Как мы видели, Громов исполнен духа протеста и ненависти к насильникам. Толстовская идея всепрощения чужда и непонятна ему. Даже тогда, когда ему в голову приходят мысли о смерти, он утешается надеждой на возмездие. «Ну, ничего... — говорит он. — Зато на том свете будет наш праздник... Я с того света буду являться сюда тенью и пугать этих гадин. Я их поседеть заставлю» (VIII, 156). Громов гордится этими своими чувствами и глубоко убежден, что именно они-то и отличают цивилизованного человека, так как от начала века «прогрессируют... борьба, чуткость к боли, способность отвечать на раздражение...» (VIII, 137).

Глубочайшая убежденность и непримиримость Громова делают его родным братом протестанта Павла Иваныча («Гусев»), называвшего себя, как мы помним, «воплощенным протестом». Однако, в отличие от Павла Иваныча, общественно-политическое лицо Громова очерчено со значительно большею определенностью.

Иван Дмитрич охвачен идеей не только протеста, но и борьбы, которая должна, по его мнению, неизбежно привести к торжеству справедливости. «— Пусть я выражаюсь пошло, — говорит он Рагину, — смейтесь, но воссияет заря повой жизни, восторжествует правда, и — на нашей улице будет праздник! Я не дождусь, издохну, ко зато чьи-нибудь правнуки дождутся. Приветствую их от всей души и радуюсь, радуюсь за них! Вперед! Помогай вам бог, друзья!

Иван Дмитрич с блестящими глазами поднялся и, протягивая руки к окну, продолжал с волнением в голосе:

— Из-за этих решеток благословляю вас! Да здравствует правда! Радуюсь!» (VIII, 131—132).

Страстная ненависть к аскетизму, представление о том, что подлинный прогресс означает развитие чуткости, духа протеста, мечты о газетах с честным направлением, театрах, публичных чтениях — все это совершенно чуждо толстовству и неоспоримо характеризует Громова как интеллигента просветительской закваски.

Не менее характерны и другие черты Громова. Все эти его лозунги: «Воссияет заря новой жизни!», «Из-за этих решеток благословляю вас!», «Да здравствует правда!», «Вперед!», деление всего человечества на честных и подлецов значительно уточняют его облик. Характеризуя излюбленные речи Ивана Дмитрича, в которых узнаешь «сумасшедшего и человека», Чехов пишет: «Говорит он о человеческой подлости, о насилии, попирающем правду, о прекрасной жизни, какая со временем будет на земле, об оконных решетках, напоминающих ему каждую минуту о тупости и жестокости насильников. Получается беспорядочное, нескладное попурри из старых, но еще недопетых песен» (VIII, 110; курсив мой. — Г.В.). Нетрудно понять, о каких старых, но еще недопетых песнях идет здесь речь. Конечно же, это попурри на темы свободолюбивых песен шестидесятых — семидесятых годов. Носителем если не конкретных идей, то общей идейной атмосферы этой эпохи и является Громов.

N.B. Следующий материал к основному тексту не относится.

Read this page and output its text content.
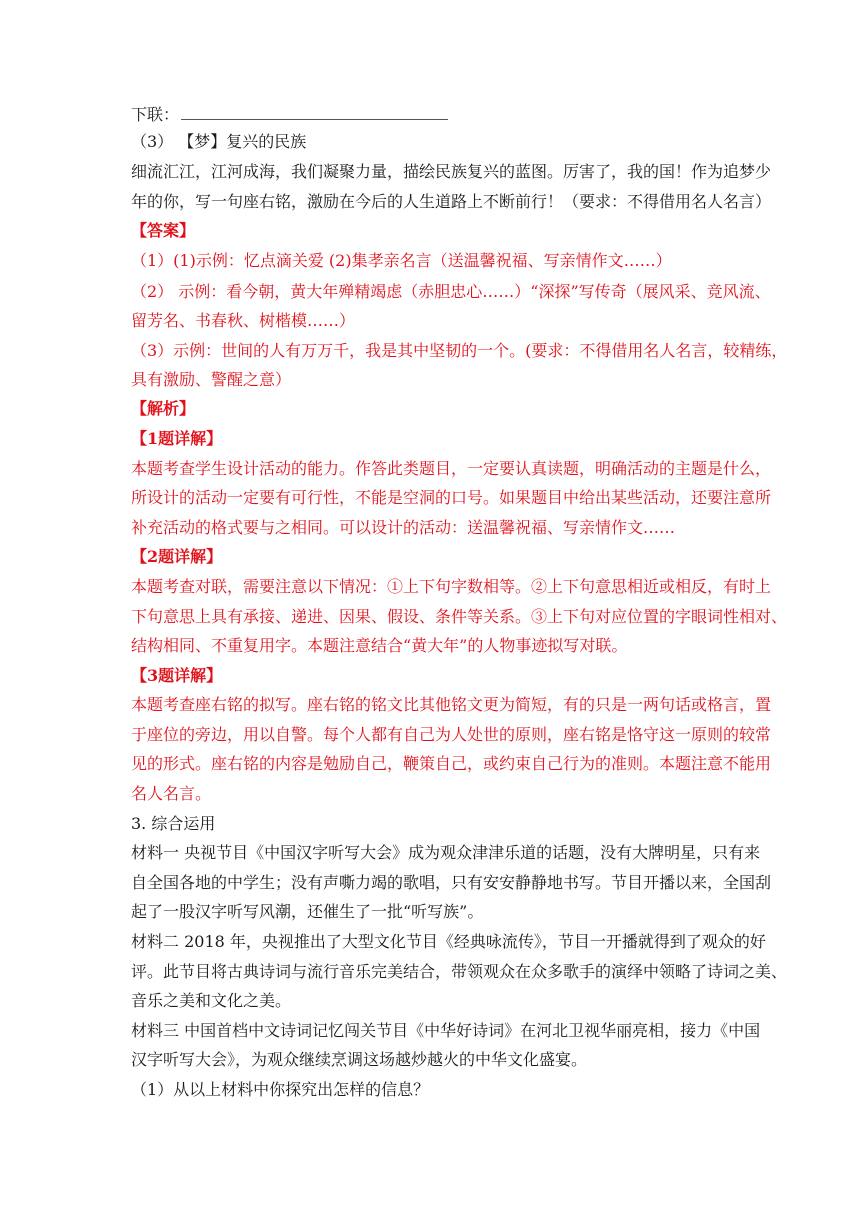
下联：
（3） 【梦】复兴的民族
细流汇江，江河成海，我们凝聚力量，描绘民族复兴的蓝图。厉害了，我的国！作为追梦少
年的你，写一句座右铭，激励在今后的人生道路上不断前行！（要求：不得借用名人名言）
【答案】
（1）(1)示例：忆点滴关爱 (2)集孝亲名言（送温馨祝福、写亲情作文……）
（2） 示例：看今朝，黄大年殚精竭虑（赤胆忠心……）“深探”写传奇（展风采、竞风流、
留芳名、书春秋、树楷模……）
（3）示例：世间的人有万万千，我是其中坚韧的一个。(要求：不得借用名人名言，较精练，
具有激励、警醒之意）
【解析】
【1题详解】
本题考查学生设计活动的能力。作答此类题目，一定要认真读题，明确活动的主题是什么，
所设计的活动一定要有可行性，不能是空洞的口号。如果题目中给出某些活动，还要注意所
补充活动的格式要与之相同。可以设计的活动：送温馨祝福、写亲情作文……
【2题详解】
本题考查对联，需要注意以下情况：①上下句字数相等。②上下句意思相近或相反，有时上
下句意思上具有承接、递进、因果、假设、条件等关系。③上下句对应位置的字眼词性相对、
结构相同、不重复用字。本题注意结合“黄大年”的人物事迹拟写对联。
【3题详解】
本题考查座右铭的拟写。座右铭的铭文比其他铭文更为简短，有的只是一两句话或格言，置
于座位的旁边，用以自警。每个人都有自己为人处世的原则，座右铭是恪守这一原则的较常
见的形式。座右铭的内容是勉励自己，鞭策自己，或约束自己行为的准则。本题注意不能用
名人名言。
3. 综合运用
材料一 央视节目《中国汉字听写大会》成为观众津津乐道的话题，没有大牌明星，只有来
自全国各地的中学生；没有声嘶力竭的歌唱，只有安安静静地书写。节目开播以来，全国刮
起了一股汉字听写风潮，还催生了一批“听写族”。
材料二 2018 年，央视推出了大型文化节目《经典咏流传》，节目一开播就得到了观众的好
评。此节目将古典诗词与流行音乐完美结合，带领观众在众多歌手的演绎中领略了诗词之美、
音乐之美和文化之美。
材料三 中国首档中文诗词记忆闯关节目《中华好诗词》在河北卫视华丽亮相，接力《中国
汉字听写大会》，为观众继续烹调这场越炒越火的中华文化盛宴。
（1）从以上材料中你探究出怎样的信息？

Шестидесятник не впервые появляется в произведениях Чехова. Прямыми предшественниками Громова были доктор Львов в пьесе «Иванов» и «человек шестидесятых годов» из рассказа «Именины». Но, в отличие от этих персонажей, Громов вовсе не доктринер, повторяющий обрывки чужих мыслей, не «полинявшая, недеятельная бездарность». Нет, в этом новом образе человека шестидесятых годов впервые оказались подчеркнуты не его слабые, а сильные стороны, то, что действительно делало для писателя шестидесятые годы «святым временем»: страстное свободолюбие, глубочайшая идейная убежденность, настоящая образованность, воспитанность и истинная человечность.

Громова отличают не только отвращение к насилию и ненависть к угнетателям. Чехов подчеркивает вместе с тем его отзывчивость, порядочность, его нравственную чистоту и искренность. В горячих речах Ивана Дмитрича слышится автору «что-то чрезвычайно хорошее», весь его человеческий облик, его несчастная судьба внушали к нему, свидетельствует Чехов, «хорошее, теплое и грустное чувство», и горожане, несмотря на неуживчивость и резкость Громова, любили его и за глаза называли ласково Ваней.

И все же глубоко ошибочно было бы считать Громова каким-то идеальным героем. Этот протестант и свободолюбец вызывает не чувство восторга и восхищения, а теплое и грустное чувство жалости и сострадания, сходное с тем, какое вызывали близкие Чехову герои «Степи» или предшественник Громова — Павел Иваныч из рассказа «Гусев», тоже люди слабые и беззащитные. Поэтому нельзя не согласиться с Рагиным, когда он, убедившись в полном крушении своих взглядов, говоря о своей слабости и дрянности, в той же слабости упрекает и Громова. «Вы умны, — говорит Рагин, — благородны, с молоком матери всосали благие порывы, но едва вступили в жизнь, как утомились и заболели... Слабы, слабы!» (VIII, 157).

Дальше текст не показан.